Линда взглянула на него. Хосе был красивым мужчиной. Это особенно заметно на фоне неказистых хирургов клиники Святой Катерины. Внешность и горячий латиноамериканский темперамент делали его неотразимым в глазах женской части медперсонала больницы.
— Ага! Вы только взгляните-ка на это! — вдруг раздался голос доктора Кейна.
Линда и Мендос обернулись к телевизору. Там показывали, как Дэнни Маккей выходит из резиденции бывшего президента США. Тот, к всеобщему удивлению, только что высказался за выдвижение Дэнни кандидатом в президенты Соединенных Штатов. Дэнни улыбался, обнимая жену за талию, и приветственно махал рукой в телекамеры. Он производил впечатление человека, преисполненного решимости стать хозяином Белого дома.
— Вы посмотрите на это! — снова воскликнул доктор Кейн. — Кто бы мог подумать, что Маккей получит поддержку от президента? Другим претендентам есть над чем задуматься!
— Вы думаете, он будет избран кандидатом на съезде в июне? — спросил Хосе.
Доктор Кейн встал из-за стола и направился в раздевалку.
— Это не сильно меня удивит.

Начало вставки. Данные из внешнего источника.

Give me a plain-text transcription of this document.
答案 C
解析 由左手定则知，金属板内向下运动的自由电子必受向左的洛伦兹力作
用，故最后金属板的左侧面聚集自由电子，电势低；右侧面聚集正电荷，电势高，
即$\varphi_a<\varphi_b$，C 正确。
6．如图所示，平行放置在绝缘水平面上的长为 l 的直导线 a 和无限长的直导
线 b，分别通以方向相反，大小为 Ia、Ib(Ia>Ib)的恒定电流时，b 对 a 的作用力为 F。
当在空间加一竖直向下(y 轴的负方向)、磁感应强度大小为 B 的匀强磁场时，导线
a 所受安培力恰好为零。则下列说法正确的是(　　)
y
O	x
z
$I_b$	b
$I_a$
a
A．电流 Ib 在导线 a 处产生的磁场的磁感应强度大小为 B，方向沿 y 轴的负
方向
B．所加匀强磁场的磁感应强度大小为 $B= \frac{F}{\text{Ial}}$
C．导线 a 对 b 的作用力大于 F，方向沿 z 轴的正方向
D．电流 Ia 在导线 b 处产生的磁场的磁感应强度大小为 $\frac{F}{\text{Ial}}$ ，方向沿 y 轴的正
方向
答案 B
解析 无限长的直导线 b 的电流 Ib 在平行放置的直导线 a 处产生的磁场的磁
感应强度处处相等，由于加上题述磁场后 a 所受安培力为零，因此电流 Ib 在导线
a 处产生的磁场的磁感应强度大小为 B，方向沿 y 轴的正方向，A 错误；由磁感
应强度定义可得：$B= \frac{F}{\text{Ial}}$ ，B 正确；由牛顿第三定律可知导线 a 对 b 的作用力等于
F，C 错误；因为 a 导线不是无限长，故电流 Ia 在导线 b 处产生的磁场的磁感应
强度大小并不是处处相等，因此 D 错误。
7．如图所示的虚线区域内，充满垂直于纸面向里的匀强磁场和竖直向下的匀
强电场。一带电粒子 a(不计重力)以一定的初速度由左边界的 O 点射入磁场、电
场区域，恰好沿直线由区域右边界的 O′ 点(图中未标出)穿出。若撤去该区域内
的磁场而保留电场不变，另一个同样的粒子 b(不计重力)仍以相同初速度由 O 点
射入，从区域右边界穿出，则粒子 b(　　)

Человек почти уже стал национальным идолом!
— К тому же и недурен собой, — прибавил Мендос. — Он уже сделал все, разве что не объявил себя новым Джоном Кеннеди.

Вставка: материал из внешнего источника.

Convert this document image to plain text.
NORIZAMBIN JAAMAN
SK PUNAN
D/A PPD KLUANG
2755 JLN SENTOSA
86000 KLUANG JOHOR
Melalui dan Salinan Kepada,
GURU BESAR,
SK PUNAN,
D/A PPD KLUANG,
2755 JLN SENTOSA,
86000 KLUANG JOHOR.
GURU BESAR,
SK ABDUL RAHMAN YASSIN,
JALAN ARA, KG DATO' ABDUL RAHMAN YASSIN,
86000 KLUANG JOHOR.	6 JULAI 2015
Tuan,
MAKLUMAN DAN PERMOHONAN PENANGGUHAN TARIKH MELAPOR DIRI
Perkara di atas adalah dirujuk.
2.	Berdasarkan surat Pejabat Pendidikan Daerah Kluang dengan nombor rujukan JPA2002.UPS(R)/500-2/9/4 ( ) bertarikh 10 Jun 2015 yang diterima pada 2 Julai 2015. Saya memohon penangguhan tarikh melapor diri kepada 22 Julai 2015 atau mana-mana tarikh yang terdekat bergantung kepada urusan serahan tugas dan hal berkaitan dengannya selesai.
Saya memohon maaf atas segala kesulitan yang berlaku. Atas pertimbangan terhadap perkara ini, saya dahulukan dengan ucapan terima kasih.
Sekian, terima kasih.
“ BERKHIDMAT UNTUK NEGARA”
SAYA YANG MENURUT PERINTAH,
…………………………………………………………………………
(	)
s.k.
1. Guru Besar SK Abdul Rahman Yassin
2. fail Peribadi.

Они смотрели телевизор некоторое время. Наконец два других хирурга ушли из комнаты отдыха, и Хосе с Линдой остались вдвоем. Он встал, выключил телевизор и посмотрел на Линду.
— Как твой пациент? Этот молодой бандит?
— Он в коматозном состоянии, но печень и почки работают нормально. Думаю, с ним будет все в порядке.

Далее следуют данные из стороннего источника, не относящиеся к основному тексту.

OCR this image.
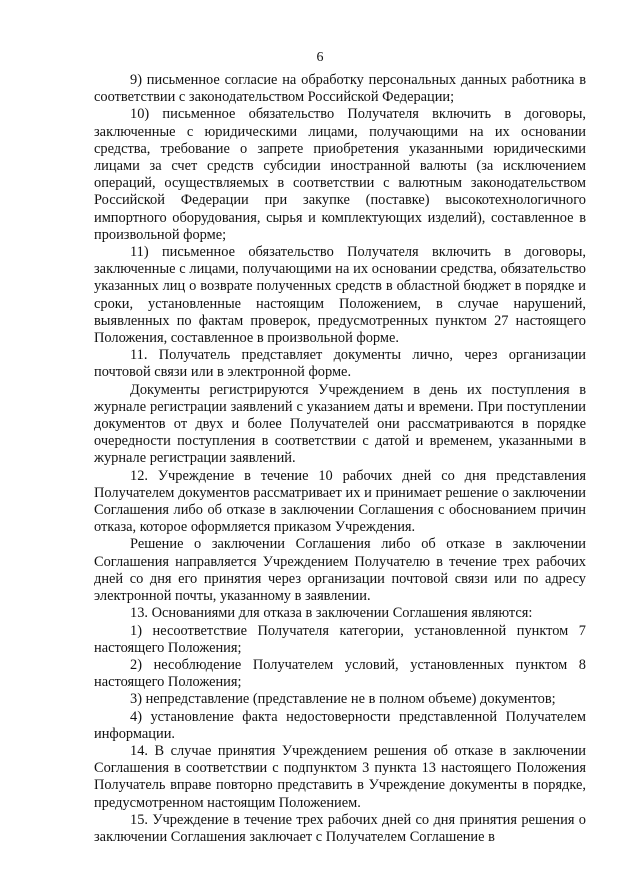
6

9) письменное согласие на обработку персональных данных работника в соответствии с законодательством Российской Федерации;

10) письменное обязательство Получателя включить в договоры, заключенные с юридическими лицами, получающими на их основании средства, требование о запрете приобретения указанными юридическими лицами за счет средств субсидии иностранной валюты (за исключением операций, осуществляемых в соответствии с валютным законодательством Российской Федерации при закупке (поставке) высокотехнологичного импортного оборудования, сырья и комплектующих изделий), составленное в произвольной форме;

11) письменное обязательство Получателя включить в договоры, заключенные с лицами, получающими на их основании средства, обязательство указанных лиц о возврате полученных средств в областной бюджет в порядке и сроки, установленные настоящим Положением, в случае нарушений, выявленных по фактам проверок, предусмотренных пунктом 27 настоящего Положения, составленное в произвольной форме.

11. Получатель представляет документы лично, через организации почтовой связи или в электронной форме.

Документы регистрируются Учреждением в день их поступления в журнале регистрации заявлений с указанием даты и времени. При поступлении документов от двух и более Получателей они рассматриваются в порядке очередности поступления в соответствии с датой и временем, указанными в журнале регистрации заявлений.

12. Учреждение в течение 10 рабочих дней со дня представления Получателем документов рассматривает их и принимает решение о заключении Соглашения либо об отказе в заключении Соглашения с обоснованием причин отказа, которое оформляется приказом Учреждения.

Решение о заключении Соглашения либо об отказе в заключении Соглашения направляется Учреждением Получателю в течение трех рабочих дней со дня его принятия через организации почтовой связи или по адресу электронной почты, указанному в заявлении.

13. Основаниями для отказа в заключении Соглашения являются:

1) несоответствие Получателя категории, установленной пунктом 7 настоящего Положения;

2) несоблюдение Получателем условий, установленных пунктом 8 настоящего Положения;

3) непредставление (представление не в полном объеме) документов;

4) установление факта недостоверности представленной Получателем информации.

14. В случае принятия Учреждением решения об отказе в заключении Соглашения в соответствии с подпунктом 3 пункта 13 настоящего Положения Получатель вправе повторно представить в Учреждение документы в порядке, предусмотренном настоящим Положением.

15. Учреждение в течение трех рабочих дней со дня принятия решения о заключении Соглашения заключает с Получателем Соглашение в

Хосе некоторое время задумчиво глядел на Линду. Затем взял стул и уселся напротив нее.
— Можно поговорить с тобой, Линда? — произнес он тихо.
Линда улыбнулась и вскинула руки, чтобы снять бумажную шапочку, покрывающую ее голову. Она надела ее рано утром и не снимала с тех пор. Дуновение кондиционированного воздуха доставило ей удовольствие.
— О чем ты хочешь со мной поговорить? — спросила она, смяв шапочку и бросив ее в корзину для мусора.
— Зачем ты себя выматываешь?
Линда взглянула на Мендоса. Он смотрел на нее серьезными и искренними глазами.
— А другие зачем? — ответила она спокойно. — Для меня — это работа. Ты выматываешь себя тоже, только другим способом.
Он утвердительно покачал головой.
— Я и не спорю. Последний раз я был дома в прошлую субботу, чтобы взять теннисную ракетку. Но я выматываю себя так, что тело мое отдыхает. Ты же убиваешь себя работой.
Линда хотела было встать, но Хосе придержал ее ласково за руку.
— Позволь мне дать тебе один совет. Я уже и раньше встречал подобное поведение. Бывает, одни люди урабатываются до смерти, стремясь что-то забыть, другие стремятся переключиться на что-то другое. Кто-то переезжает с места на место, пытаясь убежать от своего прошлого. Но все это не выход из положения.